Second: hardware is unreliable. The Sonoff worked for weeks and then, during a routine OTA firmware experiment, I bricked it. I had followed one tutorial and ended up with a dead relay. It needed serial flashing to recover — a 30‑minute detour and a reminder that cheap hardware can be a liability. After that I started buying one spare Sonoff and kept a small TTL‑USB adapter in the drawer. Cost: ₹700 + ₹350 for the TTL adapter. Insurance is cheap.
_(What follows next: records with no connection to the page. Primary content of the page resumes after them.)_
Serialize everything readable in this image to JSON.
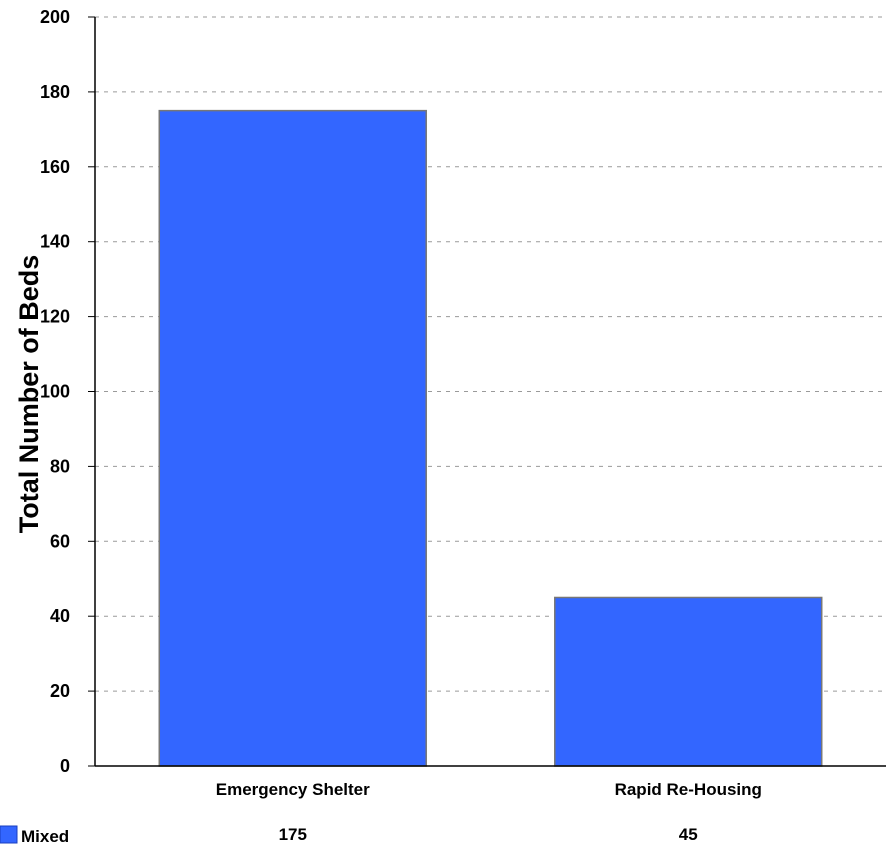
{
  "chart_data": {
    "type": "bar",
    "categories": [
      "Emergency Shelter",
      "Rapid Re-Housing"
    ],
    "series": [
      {
        "name": "Mixed",
        "values": [
          175,
          45
        ],
        "color": "#3366ff"
      }
    ],
    "title": "",
    "xlabel": "",
    "ylabel": "Total Number of Beds",
    "ylim": [
      0,
      200
    ],
    "yticks": [
      "0",
      "20",
      "40",
      "60",
      "80",
      "100",
      "120",
      "140",
      "160",
      "180",
      "200"
    ],
    "grid": true,
    "legend": "bottom-left",
    "data_table": {
      "row_label": "Mixed",
      "values": [
        "175",
        "45"
      ]
    }
  }
}
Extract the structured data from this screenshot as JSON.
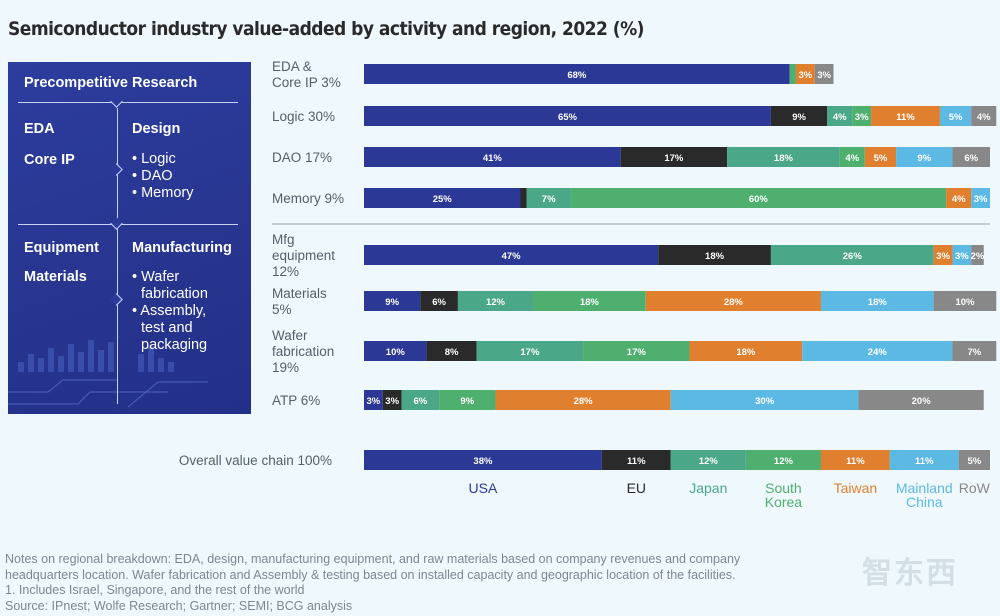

Third: power cuts and boot order. In India, power blips happen. If the mains return while the charging hub or devices are mid‑boot, some phones get stuck waiting for external power negotiation. I solved most of that by adding a 5–10 second stagger in the power restore sequence (Hub → Charger → Devices). It made the setup a bit more brittle to timing changes, but dramatically reduced boot‑hangs.

Also: security and local network assumptions. I keep the MQTT broker on my Pi inside the local network and expose only the small webhook over a reverse SSH tunnel from a cheap VPS (₹300/month) with a static domain and TLS. That adds complexity: monitoring the tunnel, renewing the Let’s Encrypt cert. It was worth it — I didn’t want my Sonoff speaking to a cloud vendor I don’t control.

A few practical notes (because you’ll ask)

Why I kept doing this

Because the ROI is immediate: ₹700 + an evening of tinkering saved me recurring, interruptive work that added up to hours per week. It changed the mental model of the lab: a known, automatable piece of infra rather than a mystical pile of flaky phones.

That said, I didn’t forget the underlying issues. The power‑cycle bought the team time to ship fixes without the daily drag of failed runs. But it also tempted us into complacency for a few weeks — a mistake I won’t repeat.

Takeaway

If you have a small device lab that falls over more often than it should, a cheap, local power‑cycle is the cheapest productivity win you can buy. It’s not a root‑cause fix. Treat it as staging‑cleanup: automate the reset, log the failures it prevents, and use those logs to prioritize real fixes. And always keep a spare Sonoff and a tiny USB‑TTL — you will need them.